Treffen sich zwei Stotterer ... – das kann einen gemeinen Stottererwitz einleiten. Doch hier ist es Susann von der Kölner Bundesvereinigung Stotterer-Selbsthilfe, die erzählt, wie sie in der Disko einen traf, der stotterte. Wochen später hat er ihr gestanden, daß er stottert, was sie sehr lustig fand, weil er sehr deutlich stotterte. Dann gestand sie ihm ihr eigenes Stottern, was er noch nicht bemerkt hatte.
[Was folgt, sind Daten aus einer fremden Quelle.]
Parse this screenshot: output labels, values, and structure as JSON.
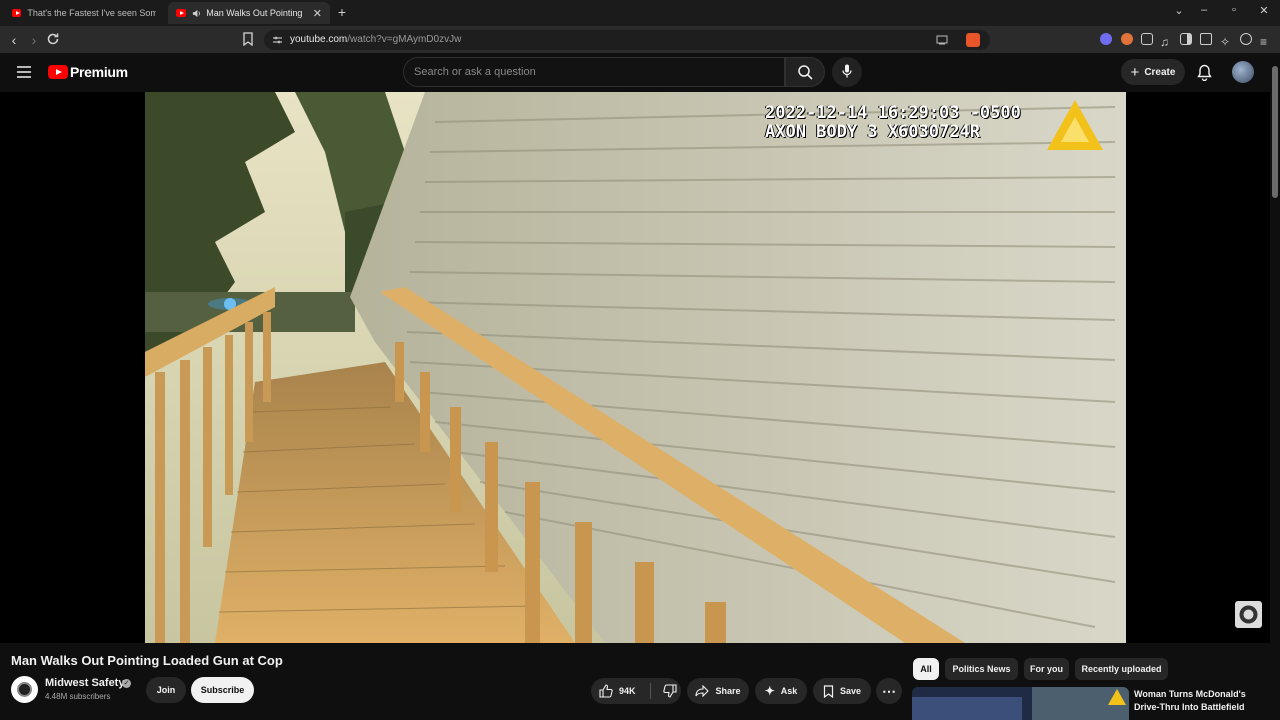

Offenbar wirkt es für Stotterer entspannend, wenn sie unter sich sind. Auf dem 25. Bundeskongreß der Stotterer-Selbsthilfe 1998 stotterten 300 „Betroffene“. Zwei lauschten nur, um Material für ein Buch zu sammeln, das ab 8. Juli im Buchhandel ist: wenn ich fließend sprechen könnte heißt eine Sammlung biographischer Erzählungen der Bremer Autoren Maike Hildebrand und Charly Kowalczyk. 18 Stotterer erzählen über ihr Leben mit dieser Behinderung.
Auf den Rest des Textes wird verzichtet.